Ringfort (Rath), Carn, Co. Westmeath
Co. Westmeath |
Ringforts
When the first detailed Ordnance Survey maps of County Westmeath were drawn up in 1837, the surveyors recorded this site not as an ancient earthwork but as an irregularly shaped tree plantation.
Whatever lay beneath the canopy was either unrecognised or quietly ignored, and so a substantial ringfort spent the better part of two centuries filed away, in cartographic terms at least, as forestry rather than archaeology.

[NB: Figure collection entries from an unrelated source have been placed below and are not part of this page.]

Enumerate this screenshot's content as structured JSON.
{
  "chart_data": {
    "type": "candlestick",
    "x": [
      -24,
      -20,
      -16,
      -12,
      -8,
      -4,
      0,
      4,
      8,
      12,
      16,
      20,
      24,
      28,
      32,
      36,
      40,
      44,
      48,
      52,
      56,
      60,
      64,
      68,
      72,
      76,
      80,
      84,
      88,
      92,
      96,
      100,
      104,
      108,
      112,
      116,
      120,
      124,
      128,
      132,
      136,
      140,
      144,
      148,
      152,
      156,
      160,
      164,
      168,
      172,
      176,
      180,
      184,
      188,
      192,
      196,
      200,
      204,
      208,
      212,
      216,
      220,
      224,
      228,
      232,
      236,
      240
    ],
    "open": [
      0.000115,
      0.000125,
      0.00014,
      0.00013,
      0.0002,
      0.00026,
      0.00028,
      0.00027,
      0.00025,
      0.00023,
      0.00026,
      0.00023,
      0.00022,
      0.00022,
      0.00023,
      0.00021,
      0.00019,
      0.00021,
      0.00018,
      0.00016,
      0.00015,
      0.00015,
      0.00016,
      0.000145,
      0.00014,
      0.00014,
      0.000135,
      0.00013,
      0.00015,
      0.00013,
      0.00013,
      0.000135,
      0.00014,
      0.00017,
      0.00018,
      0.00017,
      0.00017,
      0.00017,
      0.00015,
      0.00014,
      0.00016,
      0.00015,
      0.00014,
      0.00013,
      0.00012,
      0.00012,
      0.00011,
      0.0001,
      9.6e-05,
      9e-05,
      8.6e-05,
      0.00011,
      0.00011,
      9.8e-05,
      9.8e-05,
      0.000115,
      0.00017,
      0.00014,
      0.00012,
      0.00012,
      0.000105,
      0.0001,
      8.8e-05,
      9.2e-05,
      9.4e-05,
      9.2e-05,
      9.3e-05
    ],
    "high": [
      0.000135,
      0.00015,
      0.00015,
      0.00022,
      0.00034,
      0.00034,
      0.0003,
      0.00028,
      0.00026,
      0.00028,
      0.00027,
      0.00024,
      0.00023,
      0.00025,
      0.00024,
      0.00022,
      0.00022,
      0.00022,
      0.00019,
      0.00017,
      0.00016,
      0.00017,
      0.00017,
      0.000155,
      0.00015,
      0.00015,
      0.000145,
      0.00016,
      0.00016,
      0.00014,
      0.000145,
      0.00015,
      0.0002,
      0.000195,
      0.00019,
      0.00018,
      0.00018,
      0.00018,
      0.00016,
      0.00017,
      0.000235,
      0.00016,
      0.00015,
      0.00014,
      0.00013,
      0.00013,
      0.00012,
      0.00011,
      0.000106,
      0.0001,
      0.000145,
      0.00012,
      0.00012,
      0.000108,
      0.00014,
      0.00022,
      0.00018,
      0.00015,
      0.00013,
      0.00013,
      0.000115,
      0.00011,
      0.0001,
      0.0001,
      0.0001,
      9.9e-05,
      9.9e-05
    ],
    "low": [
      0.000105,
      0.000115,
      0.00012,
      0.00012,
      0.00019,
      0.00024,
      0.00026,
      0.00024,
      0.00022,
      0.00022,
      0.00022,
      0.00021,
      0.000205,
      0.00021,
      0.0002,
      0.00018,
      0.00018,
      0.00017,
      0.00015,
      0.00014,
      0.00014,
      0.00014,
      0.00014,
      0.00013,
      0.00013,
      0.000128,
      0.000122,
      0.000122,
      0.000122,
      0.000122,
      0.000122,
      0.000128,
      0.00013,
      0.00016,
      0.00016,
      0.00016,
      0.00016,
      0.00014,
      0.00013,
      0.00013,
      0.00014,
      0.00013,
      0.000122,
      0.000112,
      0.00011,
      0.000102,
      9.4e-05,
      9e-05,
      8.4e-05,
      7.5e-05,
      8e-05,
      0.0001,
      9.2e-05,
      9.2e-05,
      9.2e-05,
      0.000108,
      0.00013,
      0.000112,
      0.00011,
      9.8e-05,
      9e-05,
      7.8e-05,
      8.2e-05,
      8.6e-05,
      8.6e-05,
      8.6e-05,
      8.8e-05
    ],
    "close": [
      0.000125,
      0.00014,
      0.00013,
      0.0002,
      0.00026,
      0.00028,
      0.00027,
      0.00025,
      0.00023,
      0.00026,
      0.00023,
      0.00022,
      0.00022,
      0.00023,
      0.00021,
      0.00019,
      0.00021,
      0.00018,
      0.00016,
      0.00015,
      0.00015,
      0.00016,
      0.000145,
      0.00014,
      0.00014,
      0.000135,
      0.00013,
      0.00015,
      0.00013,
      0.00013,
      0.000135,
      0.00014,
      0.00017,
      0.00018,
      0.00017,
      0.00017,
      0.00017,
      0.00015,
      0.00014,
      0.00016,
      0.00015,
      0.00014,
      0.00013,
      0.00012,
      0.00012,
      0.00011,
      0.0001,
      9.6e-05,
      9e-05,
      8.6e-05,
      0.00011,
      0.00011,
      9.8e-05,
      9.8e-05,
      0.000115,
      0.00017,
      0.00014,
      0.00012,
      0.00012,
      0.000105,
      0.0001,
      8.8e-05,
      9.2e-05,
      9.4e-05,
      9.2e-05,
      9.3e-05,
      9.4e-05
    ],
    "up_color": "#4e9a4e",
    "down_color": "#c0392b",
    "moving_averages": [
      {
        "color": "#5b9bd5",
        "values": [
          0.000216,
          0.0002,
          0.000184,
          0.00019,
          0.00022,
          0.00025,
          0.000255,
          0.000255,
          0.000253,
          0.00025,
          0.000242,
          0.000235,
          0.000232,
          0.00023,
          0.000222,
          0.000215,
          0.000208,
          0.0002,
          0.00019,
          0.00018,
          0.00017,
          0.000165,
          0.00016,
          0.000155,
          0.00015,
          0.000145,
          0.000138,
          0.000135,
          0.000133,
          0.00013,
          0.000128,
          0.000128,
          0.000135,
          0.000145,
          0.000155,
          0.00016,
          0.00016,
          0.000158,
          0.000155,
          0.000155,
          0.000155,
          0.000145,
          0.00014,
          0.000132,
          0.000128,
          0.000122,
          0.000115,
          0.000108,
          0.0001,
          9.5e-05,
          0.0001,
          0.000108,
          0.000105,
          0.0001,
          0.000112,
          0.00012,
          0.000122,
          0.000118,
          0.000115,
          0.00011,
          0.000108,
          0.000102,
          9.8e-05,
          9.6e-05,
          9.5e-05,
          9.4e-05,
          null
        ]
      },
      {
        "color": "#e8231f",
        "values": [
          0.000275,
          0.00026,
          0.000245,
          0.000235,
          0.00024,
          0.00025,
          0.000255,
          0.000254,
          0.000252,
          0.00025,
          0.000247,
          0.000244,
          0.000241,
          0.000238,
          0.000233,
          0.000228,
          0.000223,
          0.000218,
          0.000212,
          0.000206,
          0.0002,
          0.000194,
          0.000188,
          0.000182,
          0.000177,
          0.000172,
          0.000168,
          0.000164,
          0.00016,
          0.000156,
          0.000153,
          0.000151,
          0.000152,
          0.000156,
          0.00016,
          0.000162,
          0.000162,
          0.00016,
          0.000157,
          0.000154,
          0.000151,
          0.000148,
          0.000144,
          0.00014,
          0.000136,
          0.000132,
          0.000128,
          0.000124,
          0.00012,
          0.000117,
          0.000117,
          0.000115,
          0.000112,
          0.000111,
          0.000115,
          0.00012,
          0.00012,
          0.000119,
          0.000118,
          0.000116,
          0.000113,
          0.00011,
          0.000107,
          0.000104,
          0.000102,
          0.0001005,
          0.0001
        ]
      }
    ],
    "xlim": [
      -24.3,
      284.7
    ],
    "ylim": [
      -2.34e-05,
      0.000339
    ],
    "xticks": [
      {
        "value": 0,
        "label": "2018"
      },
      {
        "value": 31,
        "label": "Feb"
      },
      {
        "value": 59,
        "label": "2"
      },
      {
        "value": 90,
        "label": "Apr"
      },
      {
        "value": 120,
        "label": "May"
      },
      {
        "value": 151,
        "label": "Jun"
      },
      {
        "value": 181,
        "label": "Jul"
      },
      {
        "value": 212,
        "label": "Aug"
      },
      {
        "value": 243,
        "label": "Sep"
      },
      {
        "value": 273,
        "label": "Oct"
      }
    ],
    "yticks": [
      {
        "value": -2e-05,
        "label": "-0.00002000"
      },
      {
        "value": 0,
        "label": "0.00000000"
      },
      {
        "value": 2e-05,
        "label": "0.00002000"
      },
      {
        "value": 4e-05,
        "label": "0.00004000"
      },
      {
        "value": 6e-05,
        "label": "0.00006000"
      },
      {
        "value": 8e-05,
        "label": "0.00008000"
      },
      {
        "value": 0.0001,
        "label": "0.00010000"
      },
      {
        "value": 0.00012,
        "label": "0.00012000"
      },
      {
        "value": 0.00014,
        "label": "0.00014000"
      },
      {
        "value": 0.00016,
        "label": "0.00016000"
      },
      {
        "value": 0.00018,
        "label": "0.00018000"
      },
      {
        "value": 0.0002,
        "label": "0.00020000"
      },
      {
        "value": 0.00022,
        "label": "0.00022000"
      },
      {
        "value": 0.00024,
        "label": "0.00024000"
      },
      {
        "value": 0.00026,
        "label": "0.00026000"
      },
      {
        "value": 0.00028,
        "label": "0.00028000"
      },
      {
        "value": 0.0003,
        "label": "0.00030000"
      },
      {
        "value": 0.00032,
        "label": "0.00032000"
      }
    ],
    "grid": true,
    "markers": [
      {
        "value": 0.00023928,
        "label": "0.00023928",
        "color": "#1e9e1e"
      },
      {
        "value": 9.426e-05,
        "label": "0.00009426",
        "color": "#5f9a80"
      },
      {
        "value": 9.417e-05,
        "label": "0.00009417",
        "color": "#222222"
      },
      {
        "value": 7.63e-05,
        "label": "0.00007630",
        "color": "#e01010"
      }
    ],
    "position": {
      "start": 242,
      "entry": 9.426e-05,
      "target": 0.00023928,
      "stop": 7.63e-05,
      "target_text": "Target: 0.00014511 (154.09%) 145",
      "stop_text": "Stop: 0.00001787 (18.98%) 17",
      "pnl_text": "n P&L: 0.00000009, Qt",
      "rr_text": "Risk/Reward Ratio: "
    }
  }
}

A ringfort, sometimes called a rath, is one of the most common monument types in Ireland, typically a circular enclosure defined by a single earthen bank and ditch, used as a farmstead or defended homestead during the early medieval period. What makes this particular example at Carn unusual is its scale and its complexity. The enclosure measures approximately 53 metres east to west, which places it at the larger end of the spectrum, and it is defined not by one bank but by two earthen banks with an intervening fosse, the term for the ditch dug between them. The inner bank is wide and low; the outer has been partially levelled over time. The fosse itself is wide and deep, though quarrying activity has disturbed the north-eastern section. The whole monument sits on gently sloping grassland with open views to the south, on the demesne lands associated with Pakenham Hall, which lies roughly 890 metres to the south-east. A second ringfort stands about 260 metres to the east, suggesting this stretch of land was once more densely occupied than its present quiet appearance implies. Mature oak trees now grow along the perimeter of the earthworks, which may partly explain why earlier observers read the place as a plantation rather than a monument.